More than 60 crossword puzzles edited by Parker copied elements from New York Times puzzles, FiveThirtyEight reported. Other similarities were found between puzzles from USA Today or Universal Crossword, and puzzles published in the Los Angeles Times and the Chicago Tribune.
“The puzzles in question repeated themes, answers, grids and clues from Times puzzles published years earlier,” FiveThirtyEight reported.
The site also suggested that Parker had helped repurpose material he had already edited: “Hundreds more of the puzzles edited by Parker are nearly verbatim copies of previous puzzles that Parker also edited. Most of those have been republished under fake author names.”
Of particular focus was the repurposing of crossword themes, the central phrases that form the heart of many puzzles. Sixty-five puzzles edited by Parker contained the same themes as New York Times puzzles, according to FiveThirtyEight.
Will Shortz, who has been The New York Times’ crossword puzzle editor since 1993, says that crossword ideas and elements are occasionally repeated by accident. But the similarities highlighted by FiveThirtyEight made it “clear it’s plagiarism,” he said.
“When the same theme answers appear in the same order from one publication to the next, that makes you look closer. When they appear with the same clues, that looks suspicious. And when it happens repeatedly, then you know it’s plagiarism,” he said.

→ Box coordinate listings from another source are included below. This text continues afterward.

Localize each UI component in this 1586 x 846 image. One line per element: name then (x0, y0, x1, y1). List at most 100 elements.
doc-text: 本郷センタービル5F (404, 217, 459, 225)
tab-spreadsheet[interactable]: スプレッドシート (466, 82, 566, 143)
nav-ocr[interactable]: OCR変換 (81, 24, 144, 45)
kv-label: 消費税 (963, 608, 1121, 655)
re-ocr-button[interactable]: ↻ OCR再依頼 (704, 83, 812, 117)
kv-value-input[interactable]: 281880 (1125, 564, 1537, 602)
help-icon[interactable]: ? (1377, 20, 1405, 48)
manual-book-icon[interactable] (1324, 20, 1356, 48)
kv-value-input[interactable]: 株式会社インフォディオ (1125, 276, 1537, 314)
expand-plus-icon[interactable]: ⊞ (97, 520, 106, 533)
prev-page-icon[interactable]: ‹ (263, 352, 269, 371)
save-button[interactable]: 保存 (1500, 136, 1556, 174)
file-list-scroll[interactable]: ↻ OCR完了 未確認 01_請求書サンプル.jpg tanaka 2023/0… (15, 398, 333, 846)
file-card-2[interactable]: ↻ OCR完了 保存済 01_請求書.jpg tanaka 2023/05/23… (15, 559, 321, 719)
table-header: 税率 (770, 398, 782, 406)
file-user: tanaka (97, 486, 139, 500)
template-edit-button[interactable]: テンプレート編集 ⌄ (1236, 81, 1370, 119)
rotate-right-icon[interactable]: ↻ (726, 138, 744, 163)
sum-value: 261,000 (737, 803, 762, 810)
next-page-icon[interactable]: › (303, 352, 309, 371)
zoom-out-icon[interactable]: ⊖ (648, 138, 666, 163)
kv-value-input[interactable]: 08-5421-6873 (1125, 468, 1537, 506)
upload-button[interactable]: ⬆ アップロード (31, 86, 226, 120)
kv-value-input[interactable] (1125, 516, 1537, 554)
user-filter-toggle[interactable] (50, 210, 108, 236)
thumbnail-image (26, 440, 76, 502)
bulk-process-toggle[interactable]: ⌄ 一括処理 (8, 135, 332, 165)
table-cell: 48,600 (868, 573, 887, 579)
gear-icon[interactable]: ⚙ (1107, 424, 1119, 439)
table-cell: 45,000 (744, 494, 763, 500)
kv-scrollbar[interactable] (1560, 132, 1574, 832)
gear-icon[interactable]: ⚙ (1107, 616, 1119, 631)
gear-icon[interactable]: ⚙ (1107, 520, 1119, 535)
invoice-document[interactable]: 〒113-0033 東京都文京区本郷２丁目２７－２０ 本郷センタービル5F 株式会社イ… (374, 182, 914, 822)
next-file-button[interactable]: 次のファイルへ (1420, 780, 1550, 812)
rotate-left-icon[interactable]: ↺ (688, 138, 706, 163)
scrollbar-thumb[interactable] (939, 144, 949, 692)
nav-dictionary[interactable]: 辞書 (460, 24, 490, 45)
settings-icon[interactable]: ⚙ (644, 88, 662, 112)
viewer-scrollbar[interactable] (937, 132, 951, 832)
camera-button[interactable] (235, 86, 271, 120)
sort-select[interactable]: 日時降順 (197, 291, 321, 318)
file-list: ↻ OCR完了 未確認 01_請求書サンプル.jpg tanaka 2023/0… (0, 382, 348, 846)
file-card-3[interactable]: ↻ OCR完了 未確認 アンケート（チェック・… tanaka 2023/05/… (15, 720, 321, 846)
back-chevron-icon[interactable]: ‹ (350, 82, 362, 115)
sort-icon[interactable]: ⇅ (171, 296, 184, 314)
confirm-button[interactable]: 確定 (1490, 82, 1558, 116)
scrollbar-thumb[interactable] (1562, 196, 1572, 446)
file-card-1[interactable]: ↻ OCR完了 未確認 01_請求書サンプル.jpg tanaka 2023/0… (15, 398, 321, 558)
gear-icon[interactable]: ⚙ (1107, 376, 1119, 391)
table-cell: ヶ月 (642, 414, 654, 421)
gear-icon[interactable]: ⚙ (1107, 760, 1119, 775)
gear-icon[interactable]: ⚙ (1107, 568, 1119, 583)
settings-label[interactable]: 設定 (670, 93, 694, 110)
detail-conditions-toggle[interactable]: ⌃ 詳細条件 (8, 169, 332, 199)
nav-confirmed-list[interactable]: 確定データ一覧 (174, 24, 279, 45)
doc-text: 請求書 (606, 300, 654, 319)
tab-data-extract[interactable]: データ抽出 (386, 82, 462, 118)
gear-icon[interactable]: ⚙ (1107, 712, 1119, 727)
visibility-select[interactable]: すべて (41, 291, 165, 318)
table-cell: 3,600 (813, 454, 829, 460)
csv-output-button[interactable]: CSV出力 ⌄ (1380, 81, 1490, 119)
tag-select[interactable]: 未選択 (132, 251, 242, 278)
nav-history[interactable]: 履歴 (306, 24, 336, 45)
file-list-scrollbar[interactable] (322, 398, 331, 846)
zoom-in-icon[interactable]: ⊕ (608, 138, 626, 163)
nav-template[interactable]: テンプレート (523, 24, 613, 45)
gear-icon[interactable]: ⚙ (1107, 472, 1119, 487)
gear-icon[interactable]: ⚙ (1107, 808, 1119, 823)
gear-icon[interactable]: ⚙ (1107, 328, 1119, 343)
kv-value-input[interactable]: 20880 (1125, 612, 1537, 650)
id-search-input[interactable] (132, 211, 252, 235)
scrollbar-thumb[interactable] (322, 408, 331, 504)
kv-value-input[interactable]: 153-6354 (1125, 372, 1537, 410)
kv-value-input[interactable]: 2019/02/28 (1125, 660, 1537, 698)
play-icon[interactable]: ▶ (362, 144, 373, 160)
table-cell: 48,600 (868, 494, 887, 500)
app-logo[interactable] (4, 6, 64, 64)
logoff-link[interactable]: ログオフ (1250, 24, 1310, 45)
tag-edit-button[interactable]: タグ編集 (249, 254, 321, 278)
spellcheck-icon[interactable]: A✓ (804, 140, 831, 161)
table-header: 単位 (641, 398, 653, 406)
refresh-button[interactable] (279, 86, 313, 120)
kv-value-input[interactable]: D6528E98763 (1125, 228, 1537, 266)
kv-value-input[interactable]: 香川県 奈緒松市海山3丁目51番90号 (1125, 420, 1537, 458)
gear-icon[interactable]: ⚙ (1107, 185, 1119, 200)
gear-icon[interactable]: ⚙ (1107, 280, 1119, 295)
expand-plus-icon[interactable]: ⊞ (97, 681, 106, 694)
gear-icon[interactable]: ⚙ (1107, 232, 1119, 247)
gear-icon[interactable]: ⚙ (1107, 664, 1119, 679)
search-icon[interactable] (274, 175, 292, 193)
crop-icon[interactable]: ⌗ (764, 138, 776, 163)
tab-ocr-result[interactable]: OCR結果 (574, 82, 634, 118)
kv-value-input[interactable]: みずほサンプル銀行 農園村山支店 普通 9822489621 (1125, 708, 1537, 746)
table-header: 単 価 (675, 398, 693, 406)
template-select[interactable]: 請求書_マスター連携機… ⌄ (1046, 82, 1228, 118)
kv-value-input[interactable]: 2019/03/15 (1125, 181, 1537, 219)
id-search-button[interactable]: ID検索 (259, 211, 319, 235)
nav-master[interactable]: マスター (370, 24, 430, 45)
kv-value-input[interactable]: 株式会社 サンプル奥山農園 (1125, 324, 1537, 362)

Universal Uclick did not respond to a request for comment from Parker. A representative from USA Today did not return an emailed request for comment.
But in an interview with FiveThirtyEight, Parker dismissed the concerns, pointing to the number of crossword puzzles he had worked on over the years.
“Out of 15,000, I’m not surprised at all,” he told FiveThirtyEight. “I would expect it to be a couple of hundred.”